Many homosexual activists and jurists have reacted these days by recalling that, according to the Constitution, Russia is a secular State. They accuse the Kremlin of wanting to "control" the consciences of Russians.

AGAINST THE PRIVATE SPHERE

Until now, the repression against gays was mainly in its political dimension. But the tightening of the focus is already beginning to be noticed even in areas that were overlooked, such as nightlife. Moscow is not an isolated case. The St. Petersburg Central Station nightclub announced that it would close because the venue's owners refused to renew the lease contract with the club. A court in Saint Petersburg fined a television channel for showing a video of singer Sergei Lazarev because in it they found "LGBTI propaganda" when two women appeared "interacting" with their hands.

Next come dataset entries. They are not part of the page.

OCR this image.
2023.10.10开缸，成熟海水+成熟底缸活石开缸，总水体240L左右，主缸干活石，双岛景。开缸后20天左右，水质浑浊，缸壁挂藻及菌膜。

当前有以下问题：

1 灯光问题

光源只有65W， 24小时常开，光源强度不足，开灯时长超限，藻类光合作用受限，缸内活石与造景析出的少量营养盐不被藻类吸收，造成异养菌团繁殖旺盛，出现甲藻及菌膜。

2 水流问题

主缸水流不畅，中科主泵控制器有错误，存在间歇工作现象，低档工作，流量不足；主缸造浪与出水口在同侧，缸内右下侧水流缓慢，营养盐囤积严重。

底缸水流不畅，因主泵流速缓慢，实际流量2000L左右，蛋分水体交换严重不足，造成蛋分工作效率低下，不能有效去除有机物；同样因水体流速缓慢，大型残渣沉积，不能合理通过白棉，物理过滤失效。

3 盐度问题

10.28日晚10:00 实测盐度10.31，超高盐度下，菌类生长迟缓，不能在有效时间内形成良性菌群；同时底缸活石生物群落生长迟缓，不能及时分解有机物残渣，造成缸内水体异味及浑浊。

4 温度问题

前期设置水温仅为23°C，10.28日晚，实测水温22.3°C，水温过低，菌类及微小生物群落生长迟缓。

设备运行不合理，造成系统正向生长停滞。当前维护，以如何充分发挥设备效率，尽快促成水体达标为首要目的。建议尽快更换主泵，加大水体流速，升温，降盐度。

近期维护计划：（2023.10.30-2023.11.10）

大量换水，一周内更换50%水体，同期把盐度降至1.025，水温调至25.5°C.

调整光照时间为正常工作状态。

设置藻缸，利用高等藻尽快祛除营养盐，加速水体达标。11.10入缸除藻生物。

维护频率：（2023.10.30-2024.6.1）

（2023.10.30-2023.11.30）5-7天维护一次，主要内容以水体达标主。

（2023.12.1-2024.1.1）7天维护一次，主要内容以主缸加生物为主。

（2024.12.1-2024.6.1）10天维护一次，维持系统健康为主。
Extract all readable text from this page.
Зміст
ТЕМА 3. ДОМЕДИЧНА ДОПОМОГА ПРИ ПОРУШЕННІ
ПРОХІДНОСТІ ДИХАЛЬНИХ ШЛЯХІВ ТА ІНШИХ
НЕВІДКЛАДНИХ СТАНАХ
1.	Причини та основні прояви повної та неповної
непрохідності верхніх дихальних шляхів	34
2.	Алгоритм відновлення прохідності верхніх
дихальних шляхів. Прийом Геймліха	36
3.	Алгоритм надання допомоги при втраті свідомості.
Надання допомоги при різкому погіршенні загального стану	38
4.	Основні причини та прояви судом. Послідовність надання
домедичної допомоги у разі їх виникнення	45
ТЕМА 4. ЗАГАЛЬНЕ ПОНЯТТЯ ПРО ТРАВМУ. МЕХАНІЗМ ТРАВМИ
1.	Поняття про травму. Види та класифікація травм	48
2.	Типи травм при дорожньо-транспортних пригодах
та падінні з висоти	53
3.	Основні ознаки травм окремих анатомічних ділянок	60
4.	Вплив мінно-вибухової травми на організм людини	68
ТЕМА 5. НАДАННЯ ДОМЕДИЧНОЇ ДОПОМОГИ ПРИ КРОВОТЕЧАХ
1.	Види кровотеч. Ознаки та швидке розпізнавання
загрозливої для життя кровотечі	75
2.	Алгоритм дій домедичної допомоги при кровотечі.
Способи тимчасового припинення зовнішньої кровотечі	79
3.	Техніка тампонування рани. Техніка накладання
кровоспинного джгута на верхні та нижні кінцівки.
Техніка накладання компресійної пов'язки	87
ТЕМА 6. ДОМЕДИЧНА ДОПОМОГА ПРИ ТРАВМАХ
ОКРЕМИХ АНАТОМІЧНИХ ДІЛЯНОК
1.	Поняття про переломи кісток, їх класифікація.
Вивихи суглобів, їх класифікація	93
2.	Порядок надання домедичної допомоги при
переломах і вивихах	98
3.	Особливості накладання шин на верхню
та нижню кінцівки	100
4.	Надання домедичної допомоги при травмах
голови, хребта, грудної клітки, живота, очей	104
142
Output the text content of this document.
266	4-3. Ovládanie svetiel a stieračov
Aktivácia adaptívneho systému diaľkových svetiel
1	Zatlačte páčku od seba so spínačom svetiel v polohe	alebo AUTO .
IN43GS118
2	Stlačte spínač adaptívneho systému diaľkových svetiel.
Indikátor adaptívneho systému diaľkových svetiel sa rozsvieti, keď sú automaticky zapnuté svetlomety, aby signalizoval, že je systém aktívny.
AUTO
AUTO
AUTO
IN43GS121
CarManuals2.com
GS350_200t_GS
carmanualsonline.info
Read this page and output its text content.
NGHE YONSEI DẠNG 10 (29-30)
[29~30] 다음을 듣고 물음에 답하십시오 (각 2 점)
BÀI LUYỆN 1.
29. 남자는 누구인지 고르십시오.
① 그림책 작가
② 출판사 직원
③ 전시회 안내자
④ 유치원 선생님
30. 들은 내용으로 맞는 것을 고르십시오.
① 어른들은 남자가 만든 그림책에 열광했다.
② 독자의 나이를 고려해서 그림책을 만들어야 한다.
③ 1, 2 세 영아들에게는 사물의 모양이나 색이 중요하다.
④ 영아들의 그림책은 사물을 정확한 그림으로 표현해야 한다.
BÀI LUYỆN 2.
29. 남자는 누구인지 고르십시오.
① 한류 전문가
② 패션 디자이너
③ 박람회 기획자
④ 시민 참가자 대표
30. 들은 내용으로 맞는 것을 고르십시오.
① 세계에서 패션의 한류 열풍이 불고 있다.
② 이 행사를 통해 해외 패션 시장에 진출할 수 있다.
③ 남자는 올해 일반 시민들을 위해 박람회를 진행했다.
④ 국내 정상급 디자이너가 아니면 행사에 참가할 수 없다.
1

Several human rights organizations have already reported a sharp increase in the number of requests from members of the LGBTi community wishing to leave the country.

The agenda of the Russian authorities is clearly oriented to the more traditional concept of the family and government departments compete in initiatives. Justice represses, education instructs and healthcare will promote birth rates with new formulas. Next year, mandatory medical examination will be introduced at your workplace, and the program will include a study of the reproductive function of women and men. Deputy Prime Minister Tatiana Golikova recalled that President Putin declared 2024 as the year of the family and noted that healthcare must take care of "every family and every member of this family." But in the meantime, some couples fear ending up in jail if they claim to be a family.